Forecast from the Crypto Soothsayer
Roman Trading recently made two critical announcements. In the latter, the analyst advised preparing for the next BTC surge and noted that all hope might be lost. Known for accurately predicting many trends this year, Roman Trading has become a major figure in 2025, akin to PlanB of 2021 and Capo of 2022.
Having stated plans to accumulate gradually around 50,000 dollars via DCA, Roman Trading shared an updated chart after the Fed meeting, anticipating an acceleration in the decline. Despite previously considering a dead cat bounce up to 104,000 dollars, he now seems confident about the direction the market will head.

Roman Trading described Bitcoin’s daily chart, predicting a drop to the 76,000 level. He emphasized that trading patterns, coupled with bear market dynamics, support this valuation. Additionally, he argued that falling interest rates hold little significance, positing that prices will continue to decline.

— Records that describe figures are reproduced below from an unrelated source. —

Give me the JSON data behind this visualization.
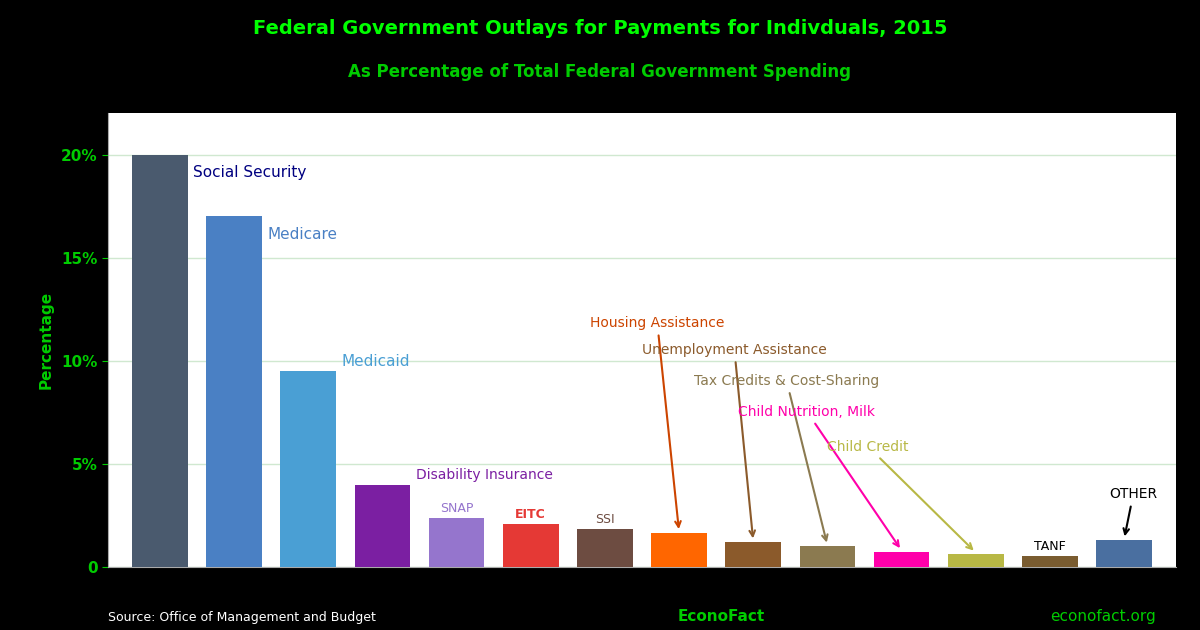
{
  "title_line1": "Federal Government Outlays for Payments for Indivduals, 2015",
  "title_line2": "As Percentage of Total Federal Government Spending",
  "title_color": "#00ff00",
  "subtitle_color": "#00cc00",
  "background_color": "#000000",
  "plot_bg_color": "#ffffff",
  "ylabel": "Percentage",
  "ylabel_color": "#00cc00",
  "source_text": "Source: Office of Management and Budget",
  "econofact_text": "EconoFact",
  "econofact_url": "econofact.org",
  "categories": [
    "Social Security",
    "Medicare",
    "Medicaid",
    "Disability Insurance",
    "SNAP",
    "EITC",
    "SSI",
    "Housing Assistance",
    "Unemployment Assistance",
    "Tax Credits & Cost-Sharing",
    "Child Nutrition, Milk",
    "Child Credit",
    "TANF",
    "OTHER"
  ],
  "values": [
    20.0,
    17.0,
    9.5,
    4.0,
    2.4,
    2.1,
    1.85,
    1.65,
    1.2,
    1.0,
    0.75,
    0.65,
    0.55,
    1.3
  ],
  "bar_colors": [
    "#4a5a6e",
    "#4a80c4",
    "#4a9fd4",
    "#7b1fa2",
    "#9575cd",
    "#e53935",
    "#6d4c41",
    "#ff6600",
    "#8b5a2b",
    "#8b7a50",
    "#ff00aa",
    "#b8b845",
    "#7a5c30",
    "#4a6fa0"
  ],
  "label_colors": [
    "#000080",
    "#4a80c4",
    "#4a9fd4",
    "#7b1fa2",
    "#9575cd",
    "#e53935",
    "#6d4c41",
    "#cc4400",
    "#8b5a2b",
    "#8b7a50",
    "#ff00aa",
    "#b8b845",
    "#000000",
    "#000000"
  ],
  "ytick_color": "#00cc00",
  "grid_color": "#d0e8d0",
  "ylim": [
    0,
    22
  ],
  "yticks": [
    0,
    5,
    10,
    15,
    20
  ],
  "ytick_labels": [
    "0",
    "5%",
    "10%",
    "15%",
    "20%"
  ]
}
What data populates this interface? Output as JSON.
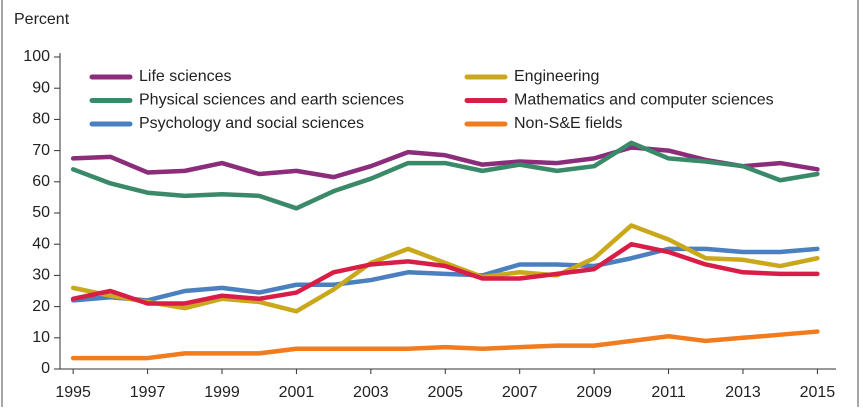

Should the 76,000 dollar level not hold, BTC may retrace to a cycle low near 50,000 dollars. However, this scenario could recreate a 2022-like situation where prior cycle ATH levels do not support. According to historical data, BTC should hold strong between 66,000 and 69,000 dollars, considered the 20,000 dollars of 2022.
Implications for Crypto ETFs
Despite Fed-induced volatility, crypto ETFs had promising results. Bitcoin ETFs welcomed a net inflow of 223.5 million dollars, following 151 million dollars the day before, leading investors to hope the exit streak might be over. Nonetheless, an Oracle report-induced market drop might result in net outflows soon.

TKL expressed satisfaction with the current situation, highlighting recovery from previous losses. According to the latest statistics, crypto ETFs recorded 716 million dollars in weekly inflows, the second-highest in six weeks, marking a total of 1.8 billion accrual over two weeks. Consequently, total AUM rose by 7.9% from November lows to 180 billion dollars, though still far from the all-time peak of 264 billion dollars.
Bitcoin ETFs saw 352 million dollars in inflows, XRP attracted 245 million dollars, while Chainlink
$14 broke records with 52.8 million dollars, representing 54% of its total AUM. Meanwhile, short Bitcoin ETPs experienced 18.7 million dollars in outflows, the highest since March, suggesting improved sentiment in the crypto market.